“The Data Center operators do understand that quality does matter,” noted Barbara P. Aichinger, co-founder of FuturePlus Systems and VP of New Business Development, in this exclusive interview with Cloud Expo Conference Chair Jeremy Geelan. “When they experience failures they call the supplier and the Tier 2 and 3 vendors just blame somebody else, like the DIMM vendor or the software.”
Cloud Computing Journal: You seem to have some concerns about the actual cloud hardware can you explain?

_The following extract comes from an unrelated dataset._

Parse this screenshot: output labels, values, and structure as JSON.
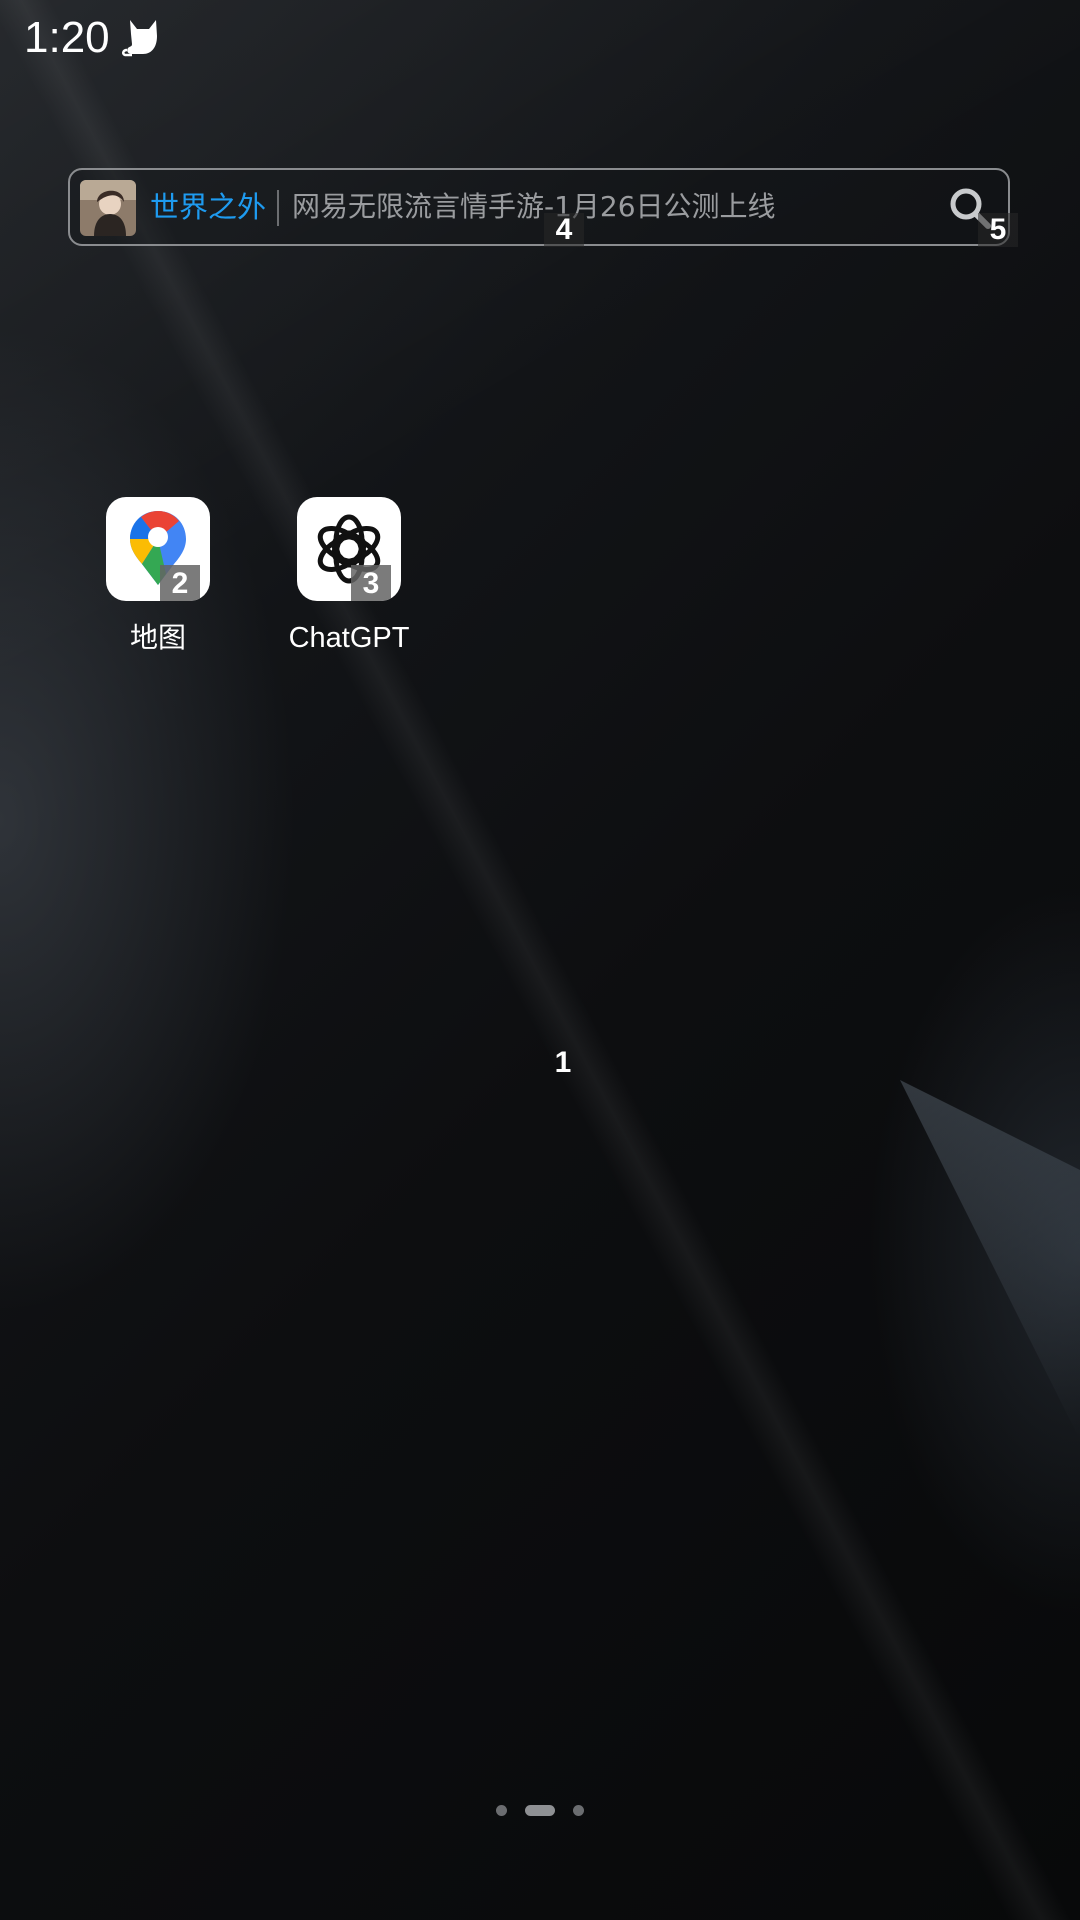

Barbara P. Aichinger: Sure, my company FuturePlus Systems makes memory design validation equipment used by the engineers that design cloud hardware. These server and network equipment have technology standards that govern their design. The advantage of using standards is that you can buy one part from vendor A and another from vendor B and because they are all designed to the same standard they work together. The standards organizations that write these standards are international in nature and in most cases have a Compliance Standard associated with the technology standard. Vendors have to not only obey the standard itself but pass a test, specified by the compliance portion of the standard, that proves that their design meets the specification. This is a stamp of quality and interoperability. The problem we have today with cloud hardware is that at the very heart of all of this hardware is the JEDEC DDR Memory standard but this standard has no compliance specification per se. Thus there is no third party checking this very critical portion of the design for quality and compliance.